Ignacio Camacho-ABC
- En la dialéctica del chantaje se ha esfumado todo atisbo de discusión seria sobre la utilidad del estado de emergencia
Ea, pues ya tiene el Gobierno el debate donde lo quería. No en su caótico plan de desconfinamiento, que probablemente no sirva ni para frenar el virus ni para levantar la economía, sino en si el PP va a apoyar o no la prórroga del estado de alarma. Punto para Moncloa: el adversario se meterá en un lío haga lo que haga. Si vota que sí, decepcionará a muchos votantes que consideran llegada la hora de darle a Sánchez un corte de mangas; si se niega le caerá encima una brutal descarga de culpas potenciada con fuerte artillería mediática. Por si el sábado no había quedado clara la amenaza, el ministro Ábalos la dejó ayer diáfana: cualquier posible rebrote se
lo van a echar a Casado sobre la espalda. Y Echenique, con sutileza de científico, habló de la eventual responsabilidad «de miles de muertos» olvidando a quién habría que cargar según esa lógica los 25.000 registrados hasta este momento. Todo eso significa que, si el decreto sale rechazado del Congreso, al primer repunte de la enfermedad habrá en la calle Génova miles de manifestantes coléricos, que la palabra «asesinos» se convertirá en trending topic tuitero y que ningún dirigente popular podrá salir a la calle sin riesgo de linchamiento. Es el lenguaje de los Soprano: o colaboras de buen talante o te despertará de madrugada un estrépito de cristales. Y no podrás quejarte de que no te advirtiese nadie.

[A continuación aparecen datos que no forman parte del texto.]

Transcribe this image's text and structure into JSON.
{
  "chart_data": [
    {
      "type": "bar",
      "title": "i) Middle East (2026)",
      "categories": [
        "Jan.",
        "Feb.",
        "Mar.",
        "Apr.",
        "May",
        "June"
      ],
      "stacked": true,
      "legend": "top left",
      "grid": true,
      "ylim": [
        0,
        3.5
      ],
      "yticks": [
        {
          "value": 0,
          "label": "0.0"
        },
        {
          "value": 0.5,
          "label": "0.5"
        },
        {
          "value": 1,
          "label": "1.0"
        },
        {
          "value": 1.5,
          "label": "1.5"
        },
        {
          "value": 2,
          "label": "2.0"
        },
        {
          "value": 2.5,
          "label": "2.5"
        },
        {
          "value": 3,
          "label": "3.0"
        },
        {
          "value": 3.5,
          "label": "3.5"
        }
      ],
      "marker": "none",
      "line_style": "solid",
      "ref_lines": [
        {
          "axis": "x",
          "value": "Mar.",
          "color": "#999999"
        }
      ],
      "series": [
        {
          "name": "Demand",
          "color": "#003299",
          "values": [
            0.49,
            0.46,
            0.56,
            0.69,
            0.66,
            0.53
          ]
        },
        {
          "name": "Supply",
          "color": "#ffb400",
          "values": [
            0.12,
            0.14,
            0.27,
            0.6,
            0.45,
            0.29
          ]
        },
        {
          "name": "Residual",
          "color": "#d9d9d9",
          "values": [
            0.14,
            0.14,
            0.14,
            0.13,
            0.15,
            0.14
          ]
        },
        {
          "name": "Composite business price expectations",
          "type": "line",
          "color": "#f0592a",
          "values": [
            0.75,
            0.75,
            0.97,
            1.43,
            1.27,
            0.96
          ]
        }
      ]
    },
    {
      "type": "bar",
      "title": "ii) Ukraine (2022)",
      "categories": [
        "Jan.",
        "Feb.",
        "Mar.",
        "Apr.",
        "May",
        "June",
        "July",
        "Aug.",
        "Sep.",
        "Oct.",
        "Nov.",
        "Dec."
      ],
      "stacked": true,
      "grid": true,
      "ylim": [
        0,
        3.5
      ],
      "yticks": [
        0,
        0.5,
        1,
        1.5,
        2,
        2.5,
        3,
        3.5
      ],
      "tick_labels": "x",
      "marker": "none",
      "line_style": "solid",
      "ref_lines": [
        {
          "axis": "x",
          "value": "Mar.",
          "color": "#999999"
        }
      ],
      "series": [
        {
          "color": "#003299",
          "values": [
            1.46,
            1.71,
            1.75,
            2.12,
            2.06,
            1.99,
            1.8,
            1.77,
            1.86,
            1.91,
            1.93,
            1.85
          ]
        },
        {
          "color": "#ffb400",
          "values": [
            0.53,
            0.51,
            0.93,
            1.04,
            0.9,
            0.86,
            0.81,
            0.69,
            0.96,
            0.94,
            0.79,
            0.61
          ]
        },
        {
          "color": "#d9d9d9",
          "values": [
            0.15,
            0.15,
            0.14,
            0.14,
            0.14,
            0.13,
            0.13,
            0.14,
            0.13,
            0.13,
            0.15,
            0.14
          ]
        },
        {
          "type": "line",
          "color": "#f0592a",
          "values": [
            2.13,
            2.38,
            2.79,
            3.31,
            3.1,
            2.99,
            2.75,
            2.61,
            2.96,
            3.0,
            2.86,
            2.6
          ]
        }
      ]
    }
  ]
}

En esa dialéctica gansteril se ha esfumado todo atisbo de una discusión seria sobre la utilidad actual del estado de emergencia. Ya no queda margen para opiniones jurídicas, ni económicas, ni médicas. Sólo visceralidad sectaria, confrontación abierta bajo el pretexto de la epidemia. El presidente sabe que ha perdido cerca de un millón de votos en las encuestas y busca a la desesperada un chivo expiatorio al que endilgar el coste de su incompetencia. Acostumbrado a la finta táctica de corto plazo, sólo piensa en huir del fracaso aunque sea ahondando en el caos. Y ha dado en pensar que el papel de víctima puede servirle para encubrir su escandalosa secuencia de desaguisados.
Ayer hubo en España tantos positivos como el día ocho de marzo, cuando el Gabinete no consideró que hubiese riesgo patente de contagio. Ni entonces ni ahora ha orientado sus pasos por criterios sanitarios; la diferencia es que ha descubierto la comodidad de un marco de excepción prolongado, que lo mismo le sirve para crear nuevos altos cargos que para cerrar contratos opacos. Ha perdido casi dos meses de trabajo epidemiológico y ha transformado la «desescalada» en un mero ensayo. La única razón -no pequeña- por la que puede merecer la pena extender la alerta es por respeto a los profesionales que se juegan su propia vida por salvar la ajena. Pero su voz no cuenta. Si hubiese contado alguna vez no habrían tenido que pasar la vergüenza de protegerse con bolsas de basura y máscaras de fabricación doméstica.